The convalescent plasma study is not a blind study, and last month researchers announced that a couple patients who had received the plasma were recovering. But as yet, those happy results are only anecdotal -- researchers are not yet ready to say if convalescent plasma is truly helpful in the treatment of COVID-19.

"With all these studies, you can't draw firm conclusions with such a small sample size and one physician's experience with a patient," said Kim. "That's the problem, and that's what's so hard about being able to treat patients and navigate through this pandemic -- we don't have this type of data yet. For other infections, like influenza, we have different treatments and vaccines. Influenza has definitely been studied well, so we can be confident about the effectiveness of what we are doing. It's just unfortunate that it's just not like that for COVID-19."

Another treatment doctors at St. Francis are using is Remdesevir. Because it has already been studied and has shown enough promise that the FDA gave it emergency-use approval, hospitals don't have to enroll in a clinical trial to get the drug.

"We've used it in Peoria on three patients so far," said infectious disease specialist Dr. Douglas Kasper, a faculty member at the University of Illinois College of Medicine Peoria. "Remdesevir can be used as an antiviral agent, with the idea that you are arresting viral replication as early as possible."

Though it has shown some promise in one study, doctors are still evaluating its worth as a treatment, said Kasper. Another issue with Remdesevir is that it is in very short supply. Area hospitals have only been given enough to treat a few patients.

All research is contingent on need, and no one knows what the need will be for COVID-19 treatments going forward.
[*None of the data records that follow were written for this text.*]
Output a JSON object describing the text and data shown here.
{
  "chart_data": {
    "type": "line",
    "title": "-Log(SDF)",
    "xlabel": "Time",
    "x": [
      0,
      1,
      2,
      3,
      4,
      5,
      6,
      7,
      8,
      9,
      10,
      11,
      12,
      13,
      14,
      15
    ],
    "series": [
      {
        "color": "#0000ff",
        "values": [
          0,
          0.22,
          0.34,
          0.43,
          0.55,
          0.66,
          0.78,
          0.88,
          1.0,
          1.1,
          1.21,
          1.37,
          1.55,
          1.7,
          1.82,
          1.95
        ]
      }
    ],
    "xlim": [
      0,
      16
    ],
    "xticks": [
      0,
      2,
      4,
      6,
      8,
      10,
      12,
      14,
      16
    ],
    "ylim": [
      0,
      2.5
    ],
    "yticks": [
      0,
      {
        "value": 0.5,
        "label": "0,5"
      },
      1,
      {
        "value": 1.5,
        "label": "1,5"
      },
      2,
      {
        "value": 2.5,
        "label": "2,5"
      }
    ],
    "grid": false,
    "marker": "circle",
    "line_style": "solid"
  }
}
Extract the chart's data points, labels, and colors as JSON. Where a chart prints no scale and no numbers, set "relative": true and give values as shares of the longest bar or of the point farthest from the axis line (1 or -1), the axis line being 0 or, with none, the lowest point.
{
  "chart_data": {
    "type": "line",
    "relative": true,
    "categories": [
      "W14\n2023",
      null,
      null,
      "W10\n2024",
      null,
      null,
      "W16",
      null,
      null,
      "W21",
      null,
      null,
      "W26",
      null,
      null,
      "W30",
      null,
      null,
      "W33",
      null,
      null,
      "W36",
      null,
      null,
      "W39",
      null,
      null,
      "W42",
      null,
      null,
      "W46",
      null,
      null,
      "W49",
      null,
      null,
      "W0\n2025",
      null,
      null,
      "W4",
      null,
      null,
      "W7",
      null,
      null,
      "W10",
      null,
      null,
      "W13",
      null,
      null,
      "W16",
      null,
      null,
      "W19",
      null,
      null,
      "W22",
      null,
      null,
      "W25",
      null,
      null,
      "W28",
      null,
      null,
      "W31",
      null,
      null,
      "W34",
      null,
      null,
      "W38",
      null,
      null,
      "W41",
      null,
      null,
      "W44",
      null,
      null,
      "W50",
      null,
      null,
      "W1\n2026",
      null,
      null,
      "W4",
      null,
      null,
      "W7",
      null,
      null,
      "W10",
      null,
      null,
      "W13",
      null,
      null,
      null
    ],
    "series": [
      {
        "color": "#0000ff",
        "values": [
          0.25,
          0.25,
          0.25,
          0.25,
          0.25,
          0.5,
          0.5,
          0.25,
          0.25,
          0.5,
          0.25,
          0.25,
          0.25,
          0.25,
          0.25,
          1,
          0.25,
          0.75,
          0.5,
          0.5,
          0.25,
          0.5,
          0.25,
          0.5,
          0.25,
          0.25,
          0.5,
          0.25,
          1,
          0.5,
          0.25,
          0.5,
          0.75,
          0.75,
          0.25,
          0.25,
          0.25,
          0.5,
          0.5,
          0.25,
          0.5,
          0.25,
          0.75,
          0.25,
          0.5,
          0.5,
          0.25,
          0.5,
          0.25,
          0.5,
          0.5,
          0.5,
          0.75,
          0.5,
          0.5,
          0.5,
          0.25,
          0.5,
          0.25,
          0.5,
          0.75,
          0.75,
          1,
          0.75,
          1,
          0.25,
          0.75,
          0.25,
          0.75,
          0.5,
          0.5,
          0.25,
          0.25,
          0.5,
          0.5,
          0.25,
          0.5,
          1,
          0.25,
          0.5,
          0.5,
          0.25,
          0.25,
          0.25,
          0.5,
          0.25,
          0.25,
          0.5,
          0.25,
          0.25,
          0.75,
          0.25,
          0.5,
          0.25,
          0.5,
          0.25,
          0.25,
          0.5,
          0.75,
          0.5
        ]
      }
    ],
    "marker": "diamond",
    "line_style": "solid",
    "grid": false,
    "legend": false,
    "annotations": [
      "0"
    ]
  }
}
"To do a clinical trial, you have to have sick people, otherwise you don't have anyone to enroll in the trial," said Kasper. "As the summer goes, and if our rates continue to go down, we won't make progress because we won't have anyone to enroll. That is kind of what happened with the first SARS virus. It was circulating mostly in Asia, causing terrible effects, and there was a huge response into the development of therapeutics and a vaccine. Towards the end of that outbreak, the virus mutated and became weaker, and clinical effects on people were less -- people didn't go to hospital and didn't die, then drive from industry became less. Could that happen with COVID-19? It could, but it's not something you could bet on. We don't know. That's the part of this that is so interesting -- each day, every week, it changes so much. To be able to match all this up and plan is quite a process."